Y enseguida aclara que las luchas recientes —la del eucalipto centenario, la del Bosque de los Constituyentes— no fueron solo por los árboles.
—No era salvar uno o cien árboles. Era defender una identidad. La de un barrio verde. Un barrio que, te lo vuelvo a decir, es muy diverso.

Se distancia de la imagen elitista que muchas veces se asocia con Fisherton:

—No es solo el Fisherton inglés, el que ve la gente del Jockey Club. Son muchas imágenes. Muchas historias. Muchos barrios en uno.

Y antes de cerrar, se permite un anuncio que mezcla orgullo con incertidumbre:

—Paso un chivo —dice, entre risas—. Aunque no sé en qué va a quedar, porque los libros para niños son carísimos… Se viene Fisherton para niños.
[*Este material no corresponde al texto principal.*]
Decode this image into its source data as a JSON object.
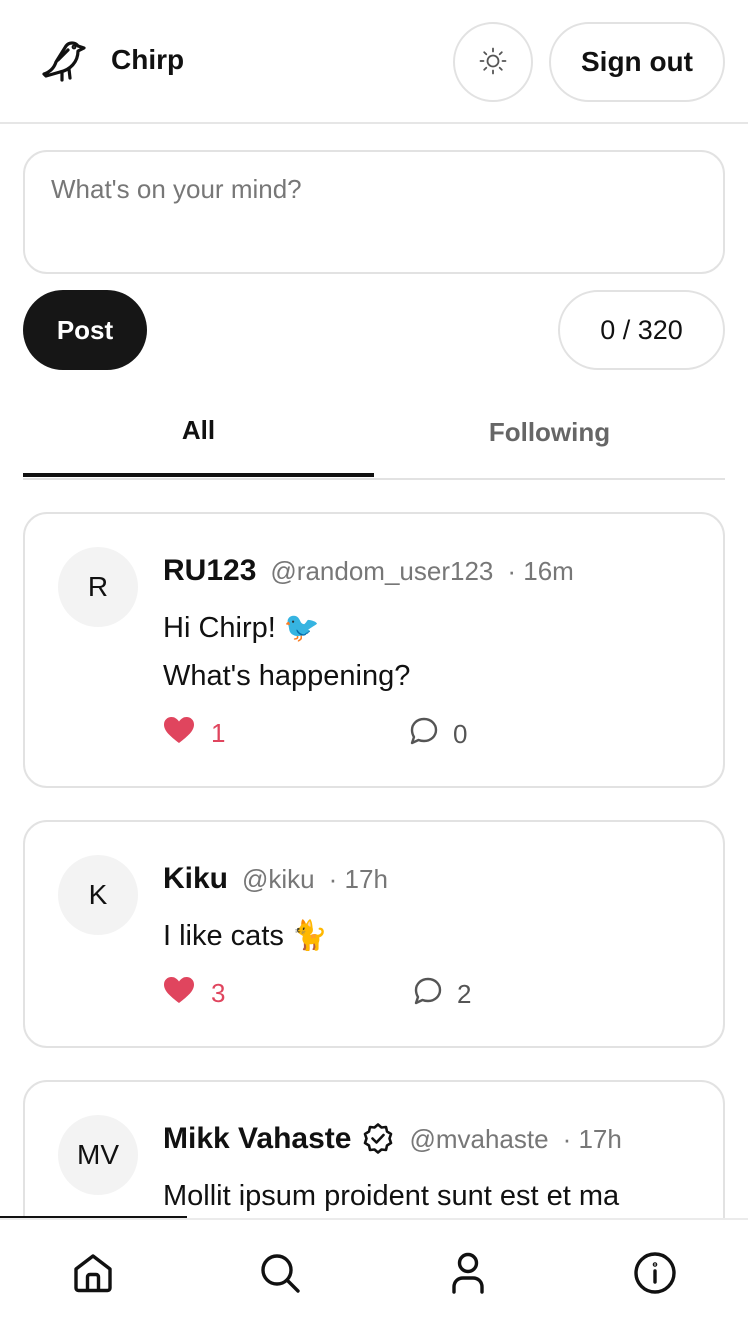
{
  "header": {
    "brand": "Chirp",
    "signout_label": "Sign out",
    "logo_icon": "bird-icon",
    "theme_icon": "sun-icon"
  },
  "composer": {
    "placeholder": "What's on your mind?",
    "value": "",
    "post_label": "Post",
    "counter": "0 / 320"
  },
  "tabs": [
    {
      "label": "All",
      "active": true
    },
    {
      "label": "Following",
      "active": false
    }
  ],
  "posts": [
    {
      "avatar": "R",
      "name": "RU123",
      "handle": "@random_user123",
      "time": "· 16m",
      "verified": false,
      "lines": [
        "Hi Chirp! 🐦",
        "What's happening?"
      ],
      "likes": "1",
      "comments": "0"
    },
    {
      "avatar": "K",
      "name": "Kiku",
      "handle": "@kiku",
      "time": "· 17h",
      "verified": false,
      "lines": [
        "I like cats 🐈"
      ],
      "likes": "3",
      "comments": "2"
    },
    {
      "avatar": "MV",
      "name": "Mikk Vahaste",
      "handle": "@mvahaste",
      "time": "· 17h",
      "verified": true,
      "lines": [
        "Mollit ipsum proident sunt est et ma"
      ],
      "likes": "",
      "comments": ""
    }
  ],
  "bottom_nav": [
    {
      "icon": "home-icon"
    },
    {
      "icon": "search-icon"
    },
    {
      "icon": "profile-icon"
    },
    {
      "icon": "info-icon"
    }
  ],
  "colors": {
    "accent": "#161616",
    "like": "#e0455e",
    "border": "#e2e2e2"
  }
}
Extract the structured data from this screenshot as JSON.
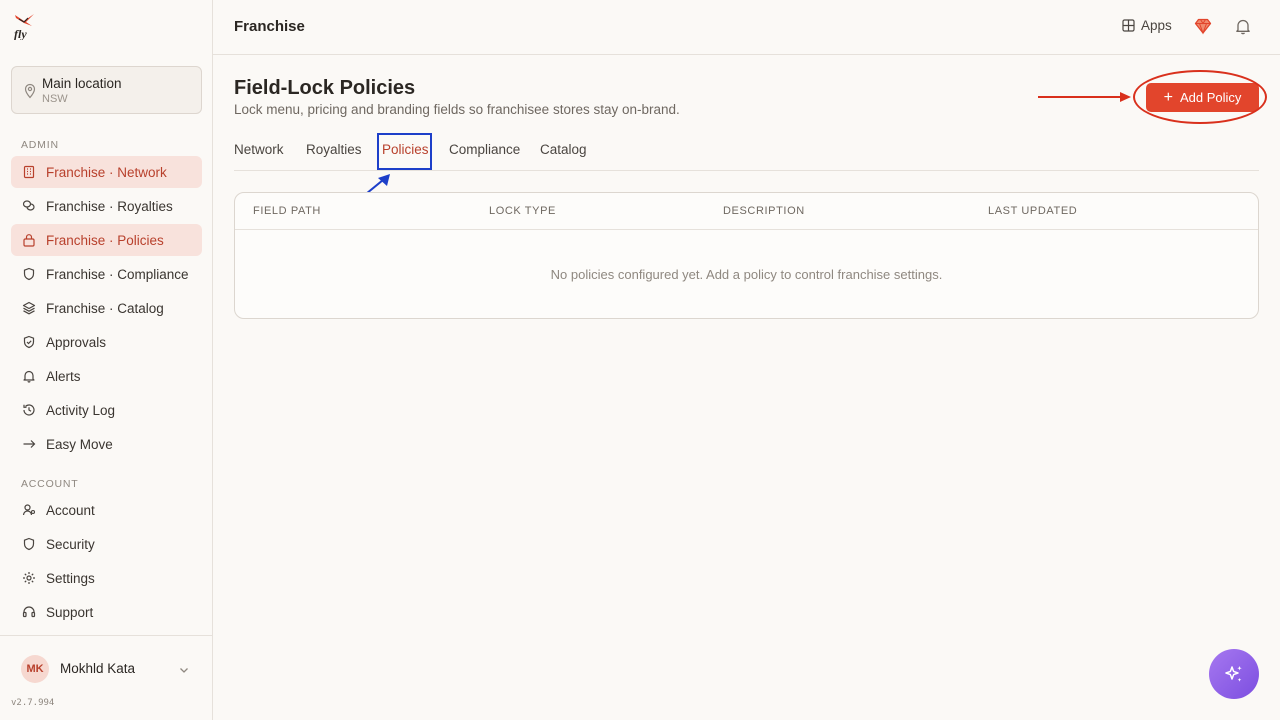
{
  "app": {
    "version": "v2.7.994"
  },
  "location": {
    "name": "Main location",
    "region": "NSW"
  },
  "sidebar": {
    "admin_label": "ADMIN",
    "account_label": "ACCOUNT",
    "admin_items": [
      {
        "label": "Franchise · Network",
        "icon": "building-icon"
      },
      {
        "label": "Franchise · Royalties",
        "icon": "coins-icon"
      },
      {
        "label": "Franchise · Policies",
        "icon": "lock-icon"
      },
      {
        "label": "Franchise · Compliance",
        "icon": "shield-icon"
      },
      {
        "label": "Franchise · Catalog",
        "icon": "layers-icon"
      },
      {
        "label": "Approvals",
        "icon": "shield-check-icon"
      },
      {
        "label": "Alerts",
        "icon": "bell-icon"
      },
      {
        "label": "Activity Log",
        "icon": "history-icon"
      },
      {
        "label": "Easy Move",
        "icon": "arrow-right-icon"
      }
    ],
    "account_items": [
      {
        "label": "Account",
        "icon": "user-icon"
      },
      {
        "label": "Security",
        "icon": "shield-icon"
      },
      {
        "label": "Settings",
        "icon": "gear-icon"
      },
      {
        "label": "Support",
        "icon": "headset-icon"
      }
    ]
  },
  "user": {
    "initials": "MK",
    "name": "Mokhld Kata"
  },
  "header": {
    "title": "Franchise",
    "apps_label": "Apps"
  },
  "page": {
    "title": "Field-Lock Policies",
    "subtitle": "Lock menu, pricing and branding fields so franchisee stores stay on-brand.",
    "add_button": "Add Policy"
  },
  "tabs": [
    {
      "label": "Network"
    },
    {
      "label": "Royalties"
    },
    {
      "label": "Policies"
    },
    {
      "label": "Compliance"
    },
    {
      "label": "Catalog"
    }
  ],
  "table": {
    "columns": [
      "FIELD PATH",
      "LOCK TYPE",
      "DESCRIPTION",
      "LAST UPDATED"
    ],
    "empty_message": "No policies configured yet. Add a policy to control franchise settings."
  },
  "colors": {
    "accent": "#e2452c",
    "active_text": "#b8402c",
    "active_bg": "#f8e2dc",
    "annotation_red": "#d9301c",
    "annotation_blue": "#1d3fc9"
  }
}
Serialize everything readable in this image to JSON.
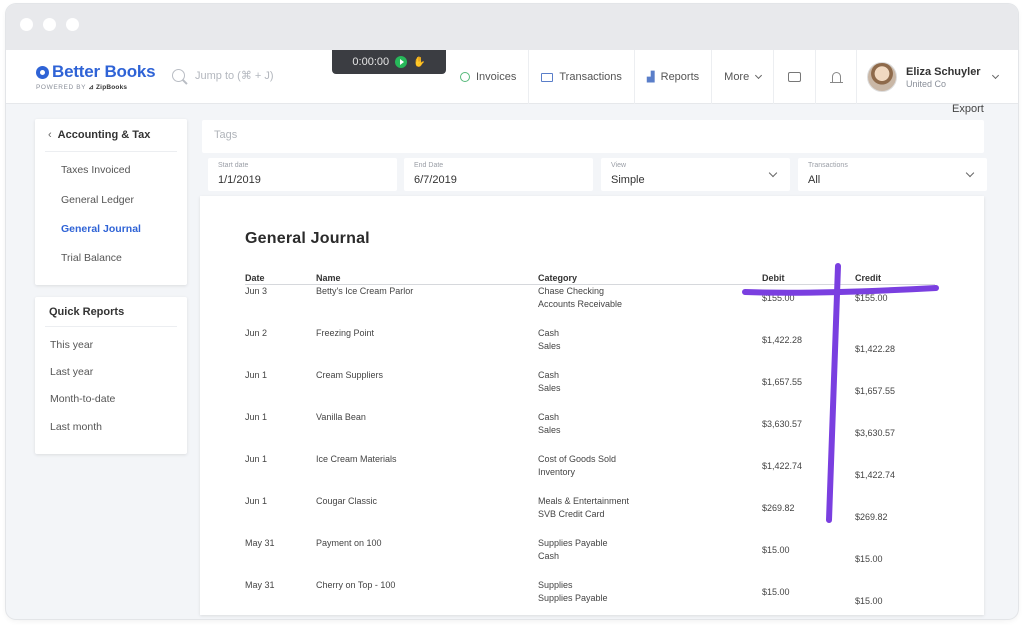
{
  "timer": {
    "time": "0:00:00"
  },
  "brand": {
    "name": "Better Books",
    "powered": "POWERED BY",
    "partner": "ZipBooks"
  },
  "search": {
    "placeholder": "Jump to (⌘ + J)"
  },
  "nav": {
    "invoices": "Invoices",
    "transactions": "Transactions",
    "reports": "Reports",
    "more": "More"
  },
  "user": {
    "name": "Eliza Schuyler",
    "org": "United Co"
  },
  "export_label": "Export",
  "sidebar": {
    "section_title": "Accounting & Tax",
    "items": [
      {
        "label": "Taxes Invoiced"
      },
      {
        "label": "General Ledger"
      },
      {
        "label": "General Journal",
        "active": true
      },
      {
        "label": "Trial Balance"
      }
    ],
    "quick_title": "Quick Reports",
    "quick_items": [
      {
        "label": "This year"
      },
      {
        "label": "Last year"
      },
      {
        "label": "Month-to-date"
      },
      {
        "label": "Last month"
      }
    ]
  },
  "filters": {
    "tags_placeholder": "Tags",
    "start": {
      "label": "Start date",
      "value": "1/1/2019"
    },
    "end": {
      "label": "End Date",
      "value": "6/7/2019"
    },
    "view": {
      "label": "View",
      "value": "Simple"
    },
    "transactions": {
      "label": "Transactions",
      "value": "All"
    }
  },
  "report": {
    "title": "General Journal",
    "columns": {
      "date": "Date",
      "name": "Name",
      "category": "Category",
      "debit": "Debit",
      "credit": "Credit"
    },
    "entries": [
      {
        "date": "Jun 3",
        "name": "Betty's Ice Cream Parlor",
        "cat1": "Chase Checking",
        "cat2": "Accounts Receivable",
        "debit": "$155.00",
        "credit": "$155.00"
      },
      {
        "date": "Jun 2",
        "name": "Freezing Point",
        "cat1": "Cash",
        "cat2": "Sales",
        "debit": "$1,422.28",
        "credit": "$1,422.28"
      },
      {
        "date": "Jun 1",
        "name": "Cream Suppliers",
        "cat1": "Cash",
        "cat2": "Sales",
        "debit": "$1,657.55",
        "credit": "$1,657.55"
      },
      {
        "date": "Jun 1",
        "name": "Vanilla Bean",
        "cat1": "Cash",
        "cat2": "Sales",
        "debit": "$3,630.57",
        "credit": "$3,630.57"
      },
      {
        "date": "Jun 1",
        "name": "Ice Cream Materials",
        "cat1": "Cost of Goods Sold",
        "cat2": "Inventory",
        "debit": "$1,422.74",
        "credit": "$1,422.74"
      },
      {
        "date": "Jun 1",
        "name": "Cougar Classic",
        "cat1": "Meals & Entertainment",
        "cat2": "SVB Credit Card",
        "debit": "$269.82",
        "credit": "$269.82"
      },
      {
        "date": "May 31",
        "name": "Payment on 100",
        "cat1": "Supplies Payable",
        "cat2": "Cash",
        "debit": "$15.00",
        "credit": "$15.00"
      },
      {
        "date": "May 31",
        "name": "Cherry on Top - 100",
        "cat1": "Supplies",
        "cat2": "Supplies Payable",
        "debit": "$15.00",
        "credit": "$15.00"
      }
    ]
  },
  "colors": {
    "brand": "#2f63d6",
    "annotation": "#7a3fe0",
    "timer_play": "#27b85a"
  }
}
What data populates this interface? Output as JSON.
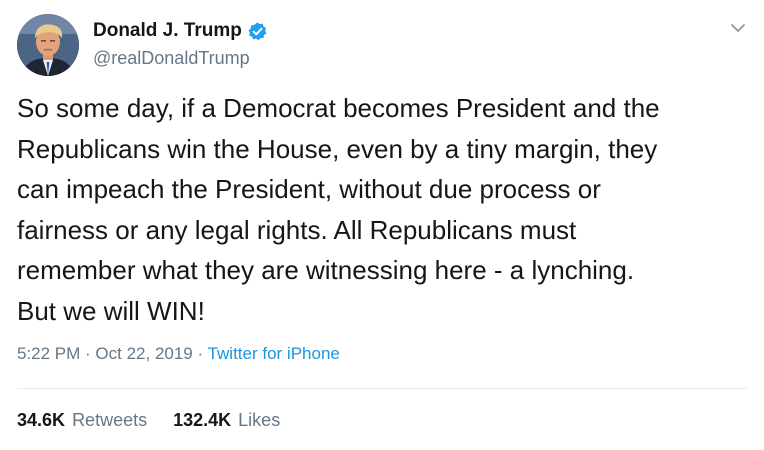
{
  "tweet": {
    "author": {
      "display_name": "Donald J. Trump",
      "handle": "@realDonaldTrump",
      "verified_icon": "verified-badge-icon",
      "avatar_icon": "profile-photo"
    },
    "text": "So some day, if a Democrat becomes President and the\nRepublicans win the House, even by a tiny margin, they\ncan impeach the President, without due process or\nfairness or any legal rights. All Republicans must\nremember what they are witnessing here - a lynching.\nBut we will WIN!",
    "time": "5:22 PM",
    "separator": " · ",
    "date": "Oct 22, 2019",
    "source": "Twitter for iPhone",
    "menu_icon": "chevron-down-icon",
    "stats": {
      "retweets_count": "34.6K",
      "retweets_label": "Retweets",
      "likes_count": "132.4K",
      "likes_label": "Likes"
    },
    "colors": {
      "text": "#14171a",
      "secondary": "#657786",
      "link": "#1b95e0",
      "verified": "#1da1f2",
      "divider": "#e6ecf0"
    }
  }
}
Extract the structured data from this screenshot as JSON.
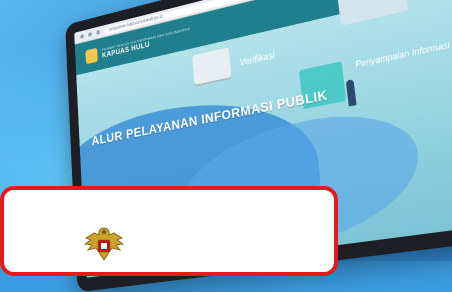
{
  "colors": {
    "background": "#3a9be0",
    "card_border": "#e8181f",
    "navbar": "#1f7f8c",
    "emblem_gold": "#c9a227"
  },
  "browser": {
    "url": "pelayanan.kapuashulukab.go.id"
  },
  "site": {
    "subtitle": "PEJABAT PENGELOLA INFORMASI DAN DOKUMENTASI",
    "title": "KAPUAS HULU",
    "search_icon": "search-icon"
  },
  "hero": {
    "title": "ALUR PELAYANAN INFORMASI PUBLIK",
    "verifikasi_label": "Verifikasi",
    "penyampaian_label": "Penyampaian Informasi"
  },
  "card": {
    "emblem_icon": "garuda-emblem-icon"
  }
}
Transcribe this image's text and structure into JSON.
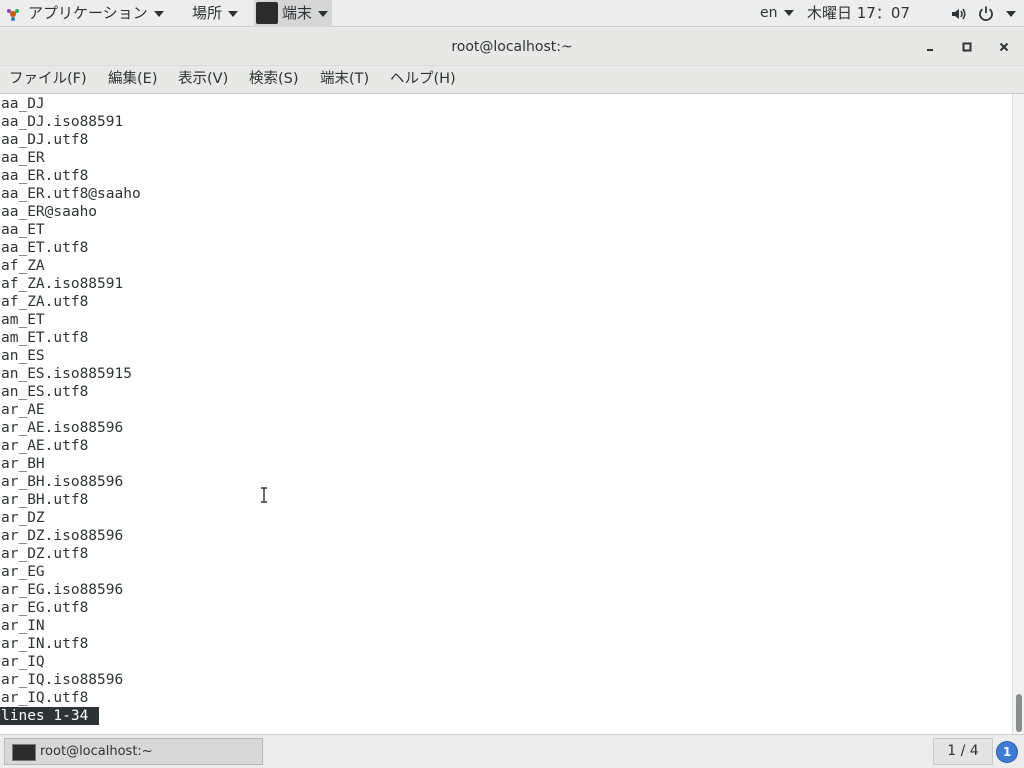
{
  "topbar": {
    "applications_label": "アプリケーション",
    "places_label": "場所",
    "terminal_task_label": "端末",
    "language": "en",
    "clock": "木曜日 17：07"
  },
  "window": {
    "title": "root@localhost:~"
  },
  "menu": {
    "items": [
      "ファイル(F)",
      "編集(E)",
      "表示(V)",
      "検索(S)",
      "端末(T)",
      "ヘルプ(H)"
    ]
  },
  "terminal": {
    "lines": [
      "aa_DJ",
      "aa_DJ.iso88591",
      "aa_DJ.utf8",
      "aa_ER",
      "aa_ER.utf8",
      "aa_ER.utf8@saaho",
      "aa_ER@saaho",
      "aa_ET",
      "aa_ET.utf8",
      "af_ZA",
      "af_ZA.iso88591",
      "af_ZA.utf8",
      "am_ET",
      "am_ET.utf8",
      "an_ES",
      "an_ES.iso885915",
      "an_ES.utf8",
      "ar_AE",
      "ar_AE.iso88596",
      "ar_AE.utf8",
      "ar_BH",
      "ar_BH.iso88596",
      "ar_BH.utf8",
      "ar_DZ",
      "ar_DZ.iso88596",
      "ar_DZ.utf8",
      "ar_EG",
      "ar_EG.iso88596",
      "ar_EG.utf8",
      "ar_IN",
      "ar_IN.utf8",
      "ar_IQ",
      "ar_IQ.iso88596",
      "ar_IQ.utf8"
    ],
    "status": "lines 1-34"
  },
  "taskbar": {
    "window_label": "root@localhost:~",
    "workspace": "1 / 4",
    "notification_count": "1"
  },
  "colors": {
    "terminal_bg": "#ffffff",
    "terminal_fg": "#2e3436",
    "status_bg": "#2e3436",
    "notification": "#3d7bd4"
  }
}
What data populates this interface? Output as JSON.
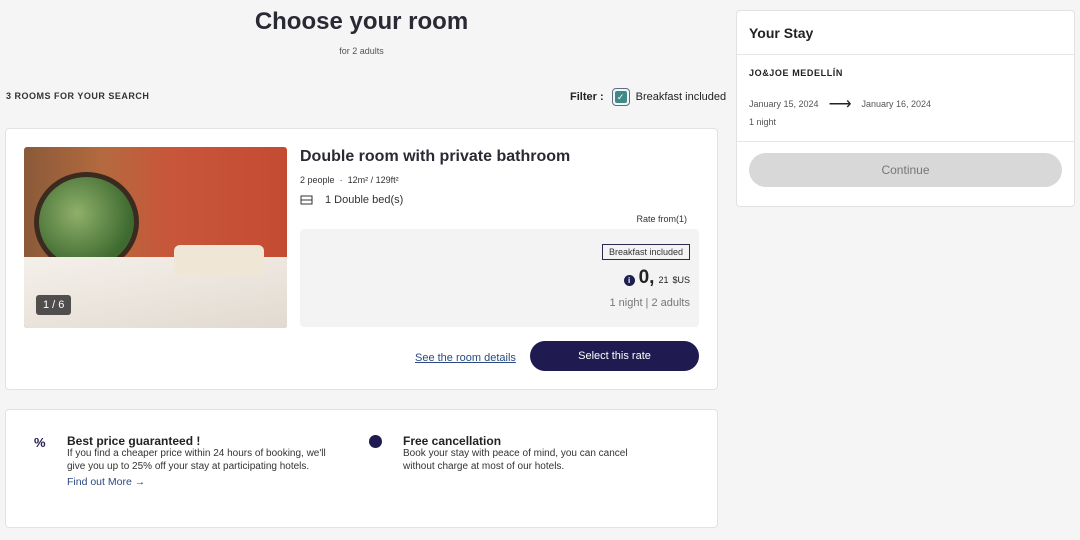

Un libro con diez o doce imágenes a todo color, hechas por Rubén Rigatuso, que también es muralista. Yo ya escribí los textos para cada una.

Y enumera, como si abriera las páginas en su mente:

—La estación, la iglesia, las escuelas, el bosque, el eucalipto… Ese es el sitio patrimonial que queremos dejarles también a los chicos.

En tiempos donde las decisiones urbanas parecen alejarse cada vez más de las personas y de la memoria, Ana María Ferrini insiste en mirar con otros ojos. En cada relato, en cada árbol defendido, en cada casa recordada, hay una apuesta: que Rosario no se vuelva irreconocible. Que todavía podamos habitar una ciudad donde el patrimonio no sea una molestia, sino una herencia viva. Donde crecer no sea sinónimo de olvidar.